29/01/13 Aggiornato il:

James Abbott McNeill Whistler | Tonalist painter



James Abbott McNeill Whistler [1834-1903], pittore Americano, nacque a Lowell, nel Massachusetts. Nel 1843 suo padre si trasferì con la famiglia in Russia, per lavorare alla linea ferroviaria San Pietroburgo, Mosca.
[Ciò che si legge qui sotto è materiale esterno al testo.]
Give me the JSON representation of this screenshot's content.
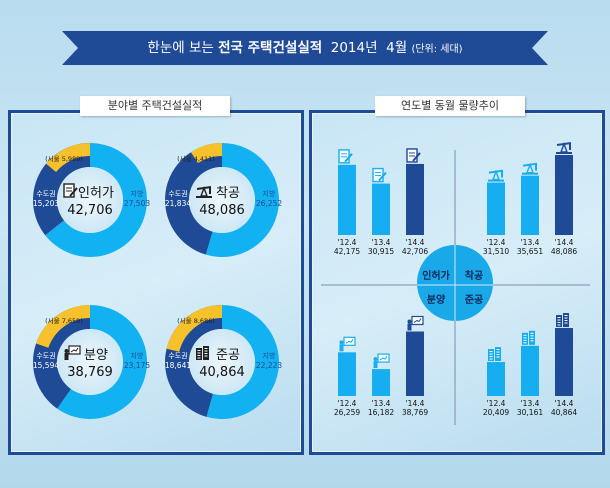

Nel 1849, alla morte del padre, Whistler tornò negli Stati Uniti con la madre e nel 1851 entrò nella scuola militare di West Point, che abbandonò nel 1854 per dedicarsi al disegno e all'incisione.
Nel 1855 si trasferì in Europa, prima a Parigi, dove entrò in contatto con Henri Fantin-Latour e Gustave Courbet, e poi a Londra, dove trascorse quasi tutta la vita. In questi anni Whistler conobbe i pittori Pre-Raffaelliti: la loro amicizia, in particolare quella con Dante Gabriel Rossetti, ne influenzò lo stile, soprattutto nella scelta di temi semplici e quotidiani.
La chiave di lettura delle sue opere è tuttavia estremamente complessa, tanto che alcuni critici si spingono ad accostarne lo stile alla musica.
Whistler accettò di buon grado questa interpretazione ed intitolò molte sue opere "Sinfonie": per l'artista "come la musica è la poesia del suono, così la pittura è la poesia della vista".
In questo periodo un altro evento ne influenzò lo stile: all'Esposizione Universale di Londra del 1862, Whistler rimase colpito e affascinato dalle opere d'arte cinesi e giapponesi. Cercando di fondere lo stile esotico con le ricerche dei preraffaelliti verso le arti decorative, diede vita ad una serie di dipinti in cui tentò una sintesi e insieme un confronto tra la cultura orientale e quella occidentale: le composizioni che ne scaturirono sono ancora fedeli alle regole della prospettiva, ma i colori sono utilizzati in maniera nuova, più vicina al cromatismo bidimensionale delle stampe giapponesi. Nel 1866 Whistler si recò in Cile per sostenerne la guerra di indipendenza contro la Spagna; affascinato dalla città di Valparaiso, ne dipinse varie vedute notturne, la prima delle quali è del 1866.


Tornato in Europa, continuò la serie dei notturni: l'impostazione ricorda le stampe giapponesi, ma lo sviluppo dei colori è originale, anticipando le pure esperienze estetiche dell'astrattismo. La sua ricerca di una pittura senza storia, vista come pura esperienza estetica al di là della rappresentazione, fu determinata da significativi contatti con esponenti del simbolismo, in particolare con Stephane Mallarmé e con il gruppo belga Les XX.
In questo periodo frequentò anche Charles Baudelaire, Edgar Degas ed Edouard Manet, grazie ai quali si avvicinò allo stile degli impressionisti: anche se interpretato con molta originalità, Whistler è da molti considerato il promotore dell'impressionismo inglese.
Nel 1877 presentò alcuni dei suoi notturni, che lasciarono perplesso il pubblico e non vennero capiti dalla critica.
John Ruskin fu il più acceso denigratore e usò nei suoi confronti parole pesanti; Whistler, sentendosi danneggiato, citò il critico e dopo un lungo processo vinse la causa, riducendosi però sul lastrico. Negli anni successivi venne definitivamente rivalutato e consacrato dalla critica. Nel 1884 diventò membro della British Artists Society, di cui fu presidente dal 1886 al 1888, continuando a dedicarsi alla pittura, alle incisioni e alla decorazione di vari edifici. Morì a Londra il 17 luglio 1903.